Borrowing from Your Individual Retirement Account

July 26, 2019

One of the most frequently asked questions I receive from clients revolves around the rules governing borrowing from your IRA, or individual retirement account. Taking a distribution from your account can avoid taxation if it is paid back within the 60-day rollover regulations. The rules are somewhat complex and must be carefully followed by the letter of the law or the distribution will be taxable.

First and foremost, only one rollover per twelve-month period is allowed, no matter how many individual retirement accounts you own.

The last withdrawal from your account is the one considered by the Internal Revenue Service as the rollover amount they will allow you to replace without income tax or penalties if you follow all the rules properly.

There are several ways people get themselves into unexpected tax consequences by not thinking ahead before they pull money from an individual retirement account intending to pay it back in time and avoid the tax pain. The most common problem is not taking enough money to accomplish your funding needs in one pull from your account within a 60-day period.

Let me give an example.

Mr. and Mrs. Retired Couple want to buy a new home. Their current residence is in escrow and is expected to close in 45 days. They have found the new house of their dreams and need a $40,000 down payment to tie it up until their current home closes escrow. They decide to pull the $40,000 from their individual retirement account intending to pay it back within the required Internal Revenue Service time limits. But they forget that they will need an additional $2,500 per month to pay their normal bills each month. They also need other funds to pay the moving company. Two weeks after pulling out the $40,000 they pull an additional $2,500 to pay their normal bills, and another week later they pull $5,000 for the moving company and finally they pull another $2,500 to pay their normal monthly bills for the next month.

Can they roll back the $40,000 into their individual retirement account without income taxes? The answer is no, they cannot. Only the last amount pulled from the individual retirement account of $2,500 is eligible for replacement back to the account. For them to have been able to pay back the $40,000, they should have first pulled two months of living overhead of $5,000 and the sums needed for the move of $5,000. After those two sums were out of the individual retirement account, then they could have pulled the $40,000 from the account but take no further funds from the account for the next 60 days or until they paid back the sum of $40,000 into their individual retirement account.

Planning is paramount if you need to borrow from your individual retirement account and you are already taking regular distributions.

In this unfortunate situation, the only slight tax solution to reduce their future tax liability was for Mr. and Mrs. Retired couple to use the $40,000 proceeds from their house to live on for the next sixteen months, thus eliminating their withdrawals from their individual retirement account for that period. However, it can still hurt if the unusually large withdrawals in one year put them into a higher tax bracket.

The 60-day period starts on the day the funds are pulled from your account, not the date on which you receive the check in the mail or pick it up from your custodian.

The date on the check is the start of the rollover period. The funds must be back in the account before 60 days pass.

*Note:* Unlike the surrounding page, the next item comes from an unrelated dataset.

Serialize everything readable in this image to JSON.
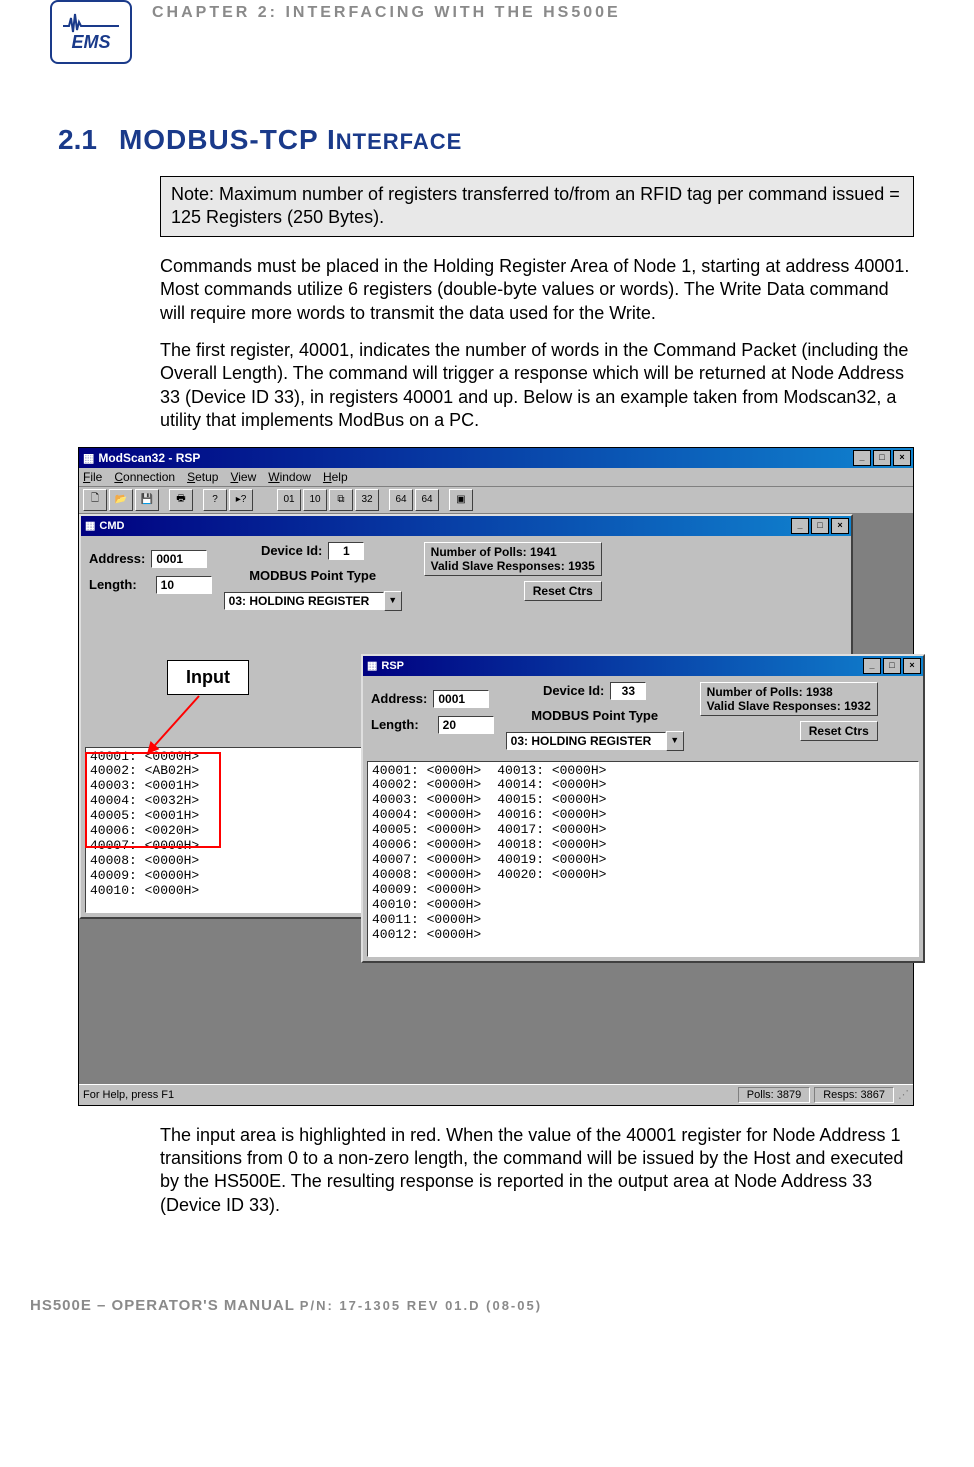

In other words, you only get 59 days to use the funds, not 60. If the 59th day falls on a weekend or a legal holiday, then the period in which you must replace the individual retirement account distribution is shortened. There are no extensions or exceptions. Be cautious and replace it well before the deadline. Financial institutions will not credit it back to the individual retirement account the same day of delivery if your check is received after normal deposit hours. The replacement must be deposited 59 days or before for it to be considered repaid in a timely manner.

If you have multiple individual retirement accounts, the replacement must be paid back to the same account from which you borrowed.

The account must also reside within the same institution from which you borrowed the funds. You cannot transfer your account from one bank or broker dealer to another and then replace the funds to a different institution, even if you made the replacement within the mandatory time frame.

The last common trap is borrowing from a beneficiary individual retirement account and thinking you can replace using the 60 day rule. Beneficiary accounts are not eligible for the 60-day rule. Whatever you withdraw from a beneficiary account is going to be fully taxable.

The most painful of all circumstances is borrowing from your individual retirement account and not paying it back in time if you are under 59.5 years of age.

Such withdrawals are treated by the Internal Revenue Service as “premature distributions” subject to an extra ten percent penalty tax. The State of California also levies a penalty of an additional two and a half percent. Not only is the distribution still fully includable in your taxable income, but the additional associated penalties are a whopping 12.5 percent in addition to the income taxes owed.

If you are considering taking a distribution from your individual retirement account using the 60-day rule consult with your financial or tax advisor before pulling the funds. The rules are complex and more extensive than the limited issues discussed in this article.

Proper guidance will help you avoid giving Uncle Sam another payday.